The proceedings have become a closely watched affair as patients, healthcare professionals and government leaders alike raised concerns of potential service interruptions among Steward’s facilities.

The company’s ties to Cerberus Capital Management and strategic decisions that hobbled its financial stability in exchange for short-term payouts have also won harsh criticism from opponents of private equity and “corporate profiteering” in healthcare.

Cerberus made a reported $800 million profit when it exited the company in the year’s leading up to its bankruptcy. Court documents filed during the bankruptcy proceedings show de la Torre was paid about $5.2 million in salary, reimbursement and other compensation in the run-up to bankruptcy.

“Perhaps more than anyone else in America, Dr. Ralph de la Torre, … is the poster child for the type of outrageous corporate greed that is permeating through our for-profit healthcare system,” Sanders and Markey said in their statement.

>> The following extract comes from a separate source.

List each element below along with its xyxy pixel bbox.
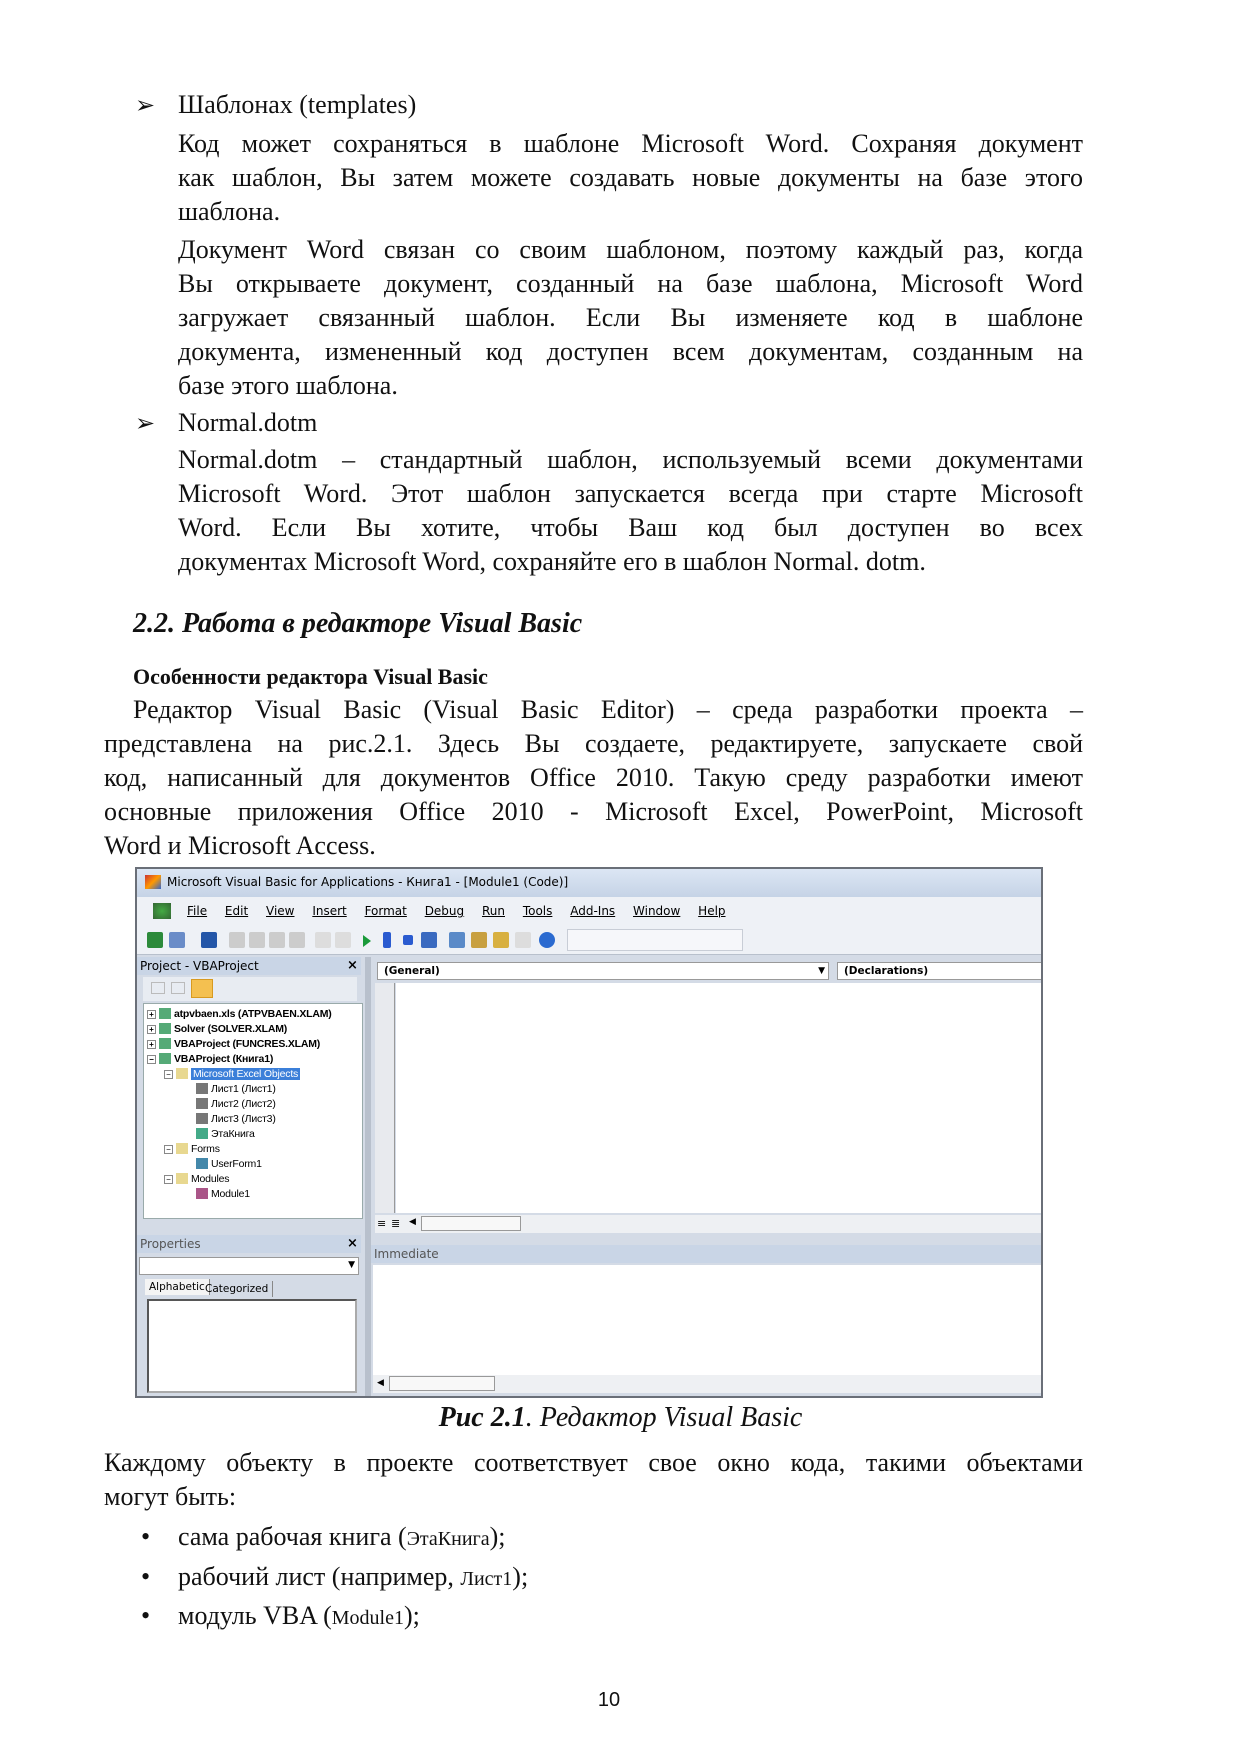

Last week CBS News reported that Boston-based federal authorities had opened a criminal investigation into Steward based on allegations of fraud and violations of the Foreign Corrupt Practices Act. These allegations, per CBS’ anonymous sources, are tied to a criminal corruption probe being conducted in Malta surrounding a deal for Steward to run three of its state-owned hospitals.

The HELP Committee will vote on the investigation and subpoena on July 25.